= Richard Cosin =

Member of the Parliament of England

Richard Cosin (died 1596) was an English jurist. He became prominent as an ecclesiastical lawyer in the service of Archbishop John Whitgift, active against the Puritans in the Church of England.

==Life==
He was born the son of John Cosin in Hartlepool, and educated in Skipton. He was sent to Trinity College, Cambridge, aged 12. He became an all-round scholar, particularly interested in canon law. He was awarded an LL.D. by the University of Cambridge in 1580.

He was chancellor of the diocese of Worcester in 1582, where Whitgift was bishop. His name appears on the marriage bond of William Shakespeare and Anne Hathaway. He became Dean of the Arches in 1583.

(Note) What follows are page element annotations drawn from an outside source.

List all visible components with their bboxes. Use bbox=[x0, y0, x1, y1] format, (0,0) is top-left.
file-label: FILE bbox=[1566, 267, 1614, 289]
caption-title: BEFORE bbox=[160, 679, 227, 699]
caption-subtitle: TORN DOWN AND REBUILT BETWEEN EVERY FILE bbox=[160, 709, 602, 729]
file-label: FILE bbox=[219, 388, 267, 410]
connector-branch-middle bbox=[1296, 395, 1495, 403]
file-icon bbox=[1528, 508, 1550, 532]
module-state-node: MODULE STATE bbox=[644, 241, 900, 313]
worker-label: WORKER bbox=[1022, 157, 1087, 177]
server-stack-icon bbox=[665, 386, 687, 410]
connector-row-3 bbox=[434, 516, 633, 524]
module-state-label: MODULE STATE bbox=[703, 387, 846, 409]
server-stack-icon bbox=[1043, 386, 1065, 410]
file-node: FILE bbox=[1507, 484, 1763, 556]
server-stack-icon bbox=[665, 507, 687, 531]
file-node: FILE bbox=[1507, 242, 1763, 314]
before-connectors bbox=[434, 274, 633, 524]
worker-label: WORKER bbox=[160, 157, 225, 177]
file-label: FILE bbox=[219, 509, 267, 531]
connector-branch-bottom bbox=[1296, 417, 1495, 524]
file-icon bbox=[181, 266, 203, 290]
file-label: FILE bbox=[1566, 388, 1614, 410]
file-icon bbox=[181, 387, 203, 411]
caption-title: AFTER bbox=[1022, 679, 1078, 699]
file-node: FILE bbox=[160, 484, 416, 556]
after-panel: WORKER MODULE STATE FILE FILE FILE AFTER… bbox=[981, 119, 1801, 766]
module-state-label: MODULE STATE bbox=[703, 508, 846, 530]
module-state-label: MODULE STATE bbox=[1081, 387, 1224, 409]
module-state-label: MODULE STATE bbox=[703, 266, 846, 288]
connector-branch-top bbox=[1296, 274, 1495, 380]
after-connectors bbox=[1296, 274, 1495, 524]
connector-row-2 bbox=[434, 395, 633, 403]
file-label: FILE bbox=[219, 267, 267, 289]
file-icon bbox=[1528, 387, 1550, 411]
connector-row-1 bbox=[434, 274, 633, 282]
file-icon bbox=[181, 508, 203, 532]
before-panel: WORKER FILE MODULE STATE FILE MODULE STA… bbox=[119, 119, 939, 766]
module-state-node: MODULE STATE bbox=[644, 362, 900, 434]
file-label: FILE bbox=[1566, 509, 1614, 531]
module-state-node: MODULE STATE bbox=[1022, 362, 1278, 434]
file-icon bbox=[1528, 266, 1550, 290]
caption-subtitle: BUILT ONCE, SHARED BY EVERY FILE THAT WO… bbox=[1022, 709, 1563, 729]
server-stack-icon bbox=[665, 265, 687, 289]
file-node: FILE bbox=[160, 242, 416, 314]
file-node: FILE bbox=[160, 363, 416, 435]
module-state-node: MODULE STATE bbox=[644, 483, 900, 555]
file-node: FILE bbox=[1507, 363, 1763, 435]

Whitgift made him his Vicar-General of the diocese of Canterbury in 1583, and Dean of the Arches in 1590. Cosin also had duties as a censor of publications.

He entered Parliament as the MP for Downton, Wiltshire in 1584, and was then elected for Hindon, Wiltshire in 1586 and again for Downton in 1589.

In the major confrontation of the 1590s between Anglicans and Thomas Cartwright and his Puritan and presbyterian allies, Cosin with Matthew Sutcliffe for the church lawyers faced the common lawyers Richard Beale and James Morice. Morice attacked the ex officio oath, which Cosin staunchly defended. He argued from the existence, in medieval understanding, of many exceptions to the requirement of an accuser.

His 1592 pamphlet Conspiracie, for Pretended Reformation: viz. Presbyteriall Discipline exploited the scare after the 1591 plot of William Hacket, Edmund Coppinger, and Henry Arthington. Cosin noted in it that the presbyterian notion of discipline included the ideas of resistance to bad magistrates, and deposition of kings. It also contains discussion, relating to Hacket, showing contemporary definitions of degrees of insanity.

An apologie for sundrie proceedings by jurisdiction ecclesiastical (1593) is his major work. He expressed the views that Magna Carta implied that the English monarchy did not have absolute power, but that it had no application to ecclesiastical jurisdiction.

He supported the education of William Barlow, his biographer (1598).